Suppose $f(x)$ is differentiable everywhere and satisfy first-order Lipschitz condition, i.e., $$ |f'(x)-f'(y)| \leq \beta \cdot |x-y|, \ \forall x,y $$ Show that $$ f(x)-f(y)-f'(y) \cdot (x-y) \leq \frac{\beta}{2} |x-y|^2, \ \forall x,y $$
By applying the mean value theorem, we can easily prove that $$ f(x)-f(y)-f'(y) \cdot (x-y) \leq \beta |x-y|^2, \ \forall x,y $$ Since we do not know if the second-order derivative exists, I was wondering where this $\frac{1}{2}$ comes from ...

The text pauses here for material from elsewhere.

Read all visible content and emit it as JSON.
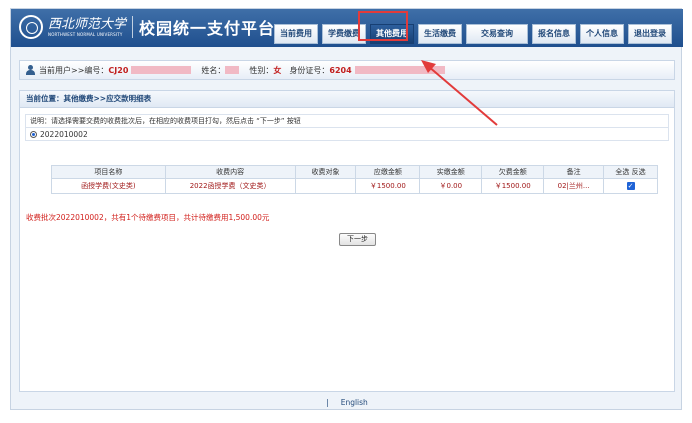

Let $y \lt x$ be fixed. For any $u \in [y,x]$, we have
$$-\beta(u-y) \le f^\prime(u) - f^\prime(y) \le \beta (u-y).$$ Hence integrating those inequalities in $u$ from $y$ to $x$ and using the continuous of$ f^\prime$ which is Lipschitz
$$- \frac{\beta}{2}(x-y)^2 \le f(x) - f(y) - f^\prime(y)(x-y) \le \frac{\beta}{2}(x-y)^2$$ and we're done.